Malvertising Network AdGholas Discovered Operating Since 2015

Following the report from Proofpoint announcing their discovery and analysis of massive malvertising network AdGholas, operating since 2015 (which was pulling in as many as 1 million client machines per day), Thomas Pore Director of IT at Plixer commented below on why advertising is an ‘excellent’ method for hackers, how it worked and what users can do to avoid it.

Thomas Pore, Director of IT at Plixer:

Thomas Pore“The detection and analysis of AdGholas shows how creative, resilient, and money hungry cyber criminals are. Advertising is an excellent way to get content in front of a large audience quickly and by using advertising to redirect to a malicious site, users do not need to click anything.

“While steganography has been used in other malware campaigns, this is the first documented case of its use in a drive-by campaign with advertising. By hiding encrypted iframe redirect JavaScript inside an image and using a process to decrypt and exploit demonstrates that regardless of your security layers, cyber criminals have the advantage of innovation to target users.

“The process at which AdGholas was implemented, while detected, continued for so long because of how redirection was being executed. It’s hard to stop something if you don’t know how it works. After months of tracking and investigation it was determined that the process was executed using steganography. Once the use of steganography was detected, the campaign was stopped. I don’t suspect it will be too long before another innovative process is used.

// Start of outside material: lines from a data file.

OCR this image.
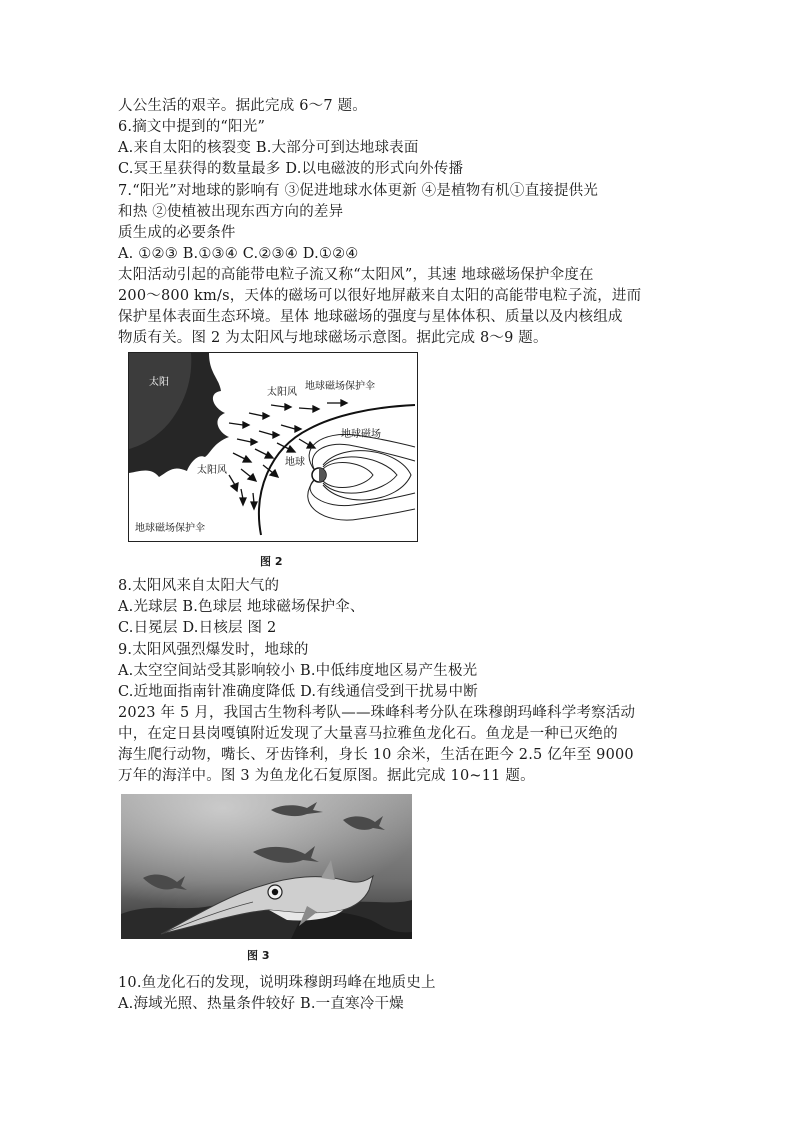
人公生活的艰辛。据此完成 6～7 题。
6.摘文中提到的“阳光”
A.来自太阳的核裂变 B.大部分可到达地球表面
C.冥王星获得的数量最多 D.以电磁波的形式向外传播
7.“阳光”对地球的影响有 ③促进地球水体更新 ④是植物有机①直接提供光
和热 ②使植被出现东西方向的差异
质生成的必要条件
A. ①②③ B.①③④ C.②③④ D.①②④
太阳活动引起的高能带电粒子流又称“太阳风”，其速 地球磁场保护伞度在
200～800 km/s，天体的磁场可以很好地屏蔽来自太阳的高能带电粒子流，进而
保护星体表面生态环境。星体 地球磁场的强度与星体体积、质量以及内核组成
物质有关。图 2 为太阳风与地球磁场示意图。据此完成 8～9 题。
太阳
太阳风
太阳风
地球磁场保护伞
地球磁场
地球
地球磁场保护伞
图 2
8.太阳风来自太阳大气的
A.光球层 B.色球层 地球磁场保护伞、
C.日冕层 D.日核层 图 2
9.太阳风强烈爆发时，地球的
A.太空空间站受其影响较小 B.中低纬度地区易产生极光
C.近地面指南针准确度降低 D.有线通信受到干扰易中断
2023 年 5 月，我国古生物科考队——珠峰科考分队在珠穆朗玛峰科学考察活动
中，在定日县岗嘎镇附近发现了大量喜马拉雅鱼龙化石。鱼龙是一种已灭绝的
海生爬行动物，嘴长、牙齿锋利，身长 10 余米，生活在距今 2.5 亿年至 9000
万年的海洋中。图 3 为鱼龙化石复原图。据此完成 10~11 题。
图 3
10.鱼龙化石的发现，说明珠穆朗玛峰在地质史上
A.海域光照、热量条件较好 B.一直寒冷干燥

“Users need to remember, that even though a redirect was occurring to a malicious site, exploit kits such as Angler and Neutrino were being used. These exploit kits take advantage of vulnerable software installed locally, such as Flash of Internet Explorer. The filter taking place in this campaign suggests that general PC users were the targets. Users can protect themselves by regularly performing security patching of installed software.”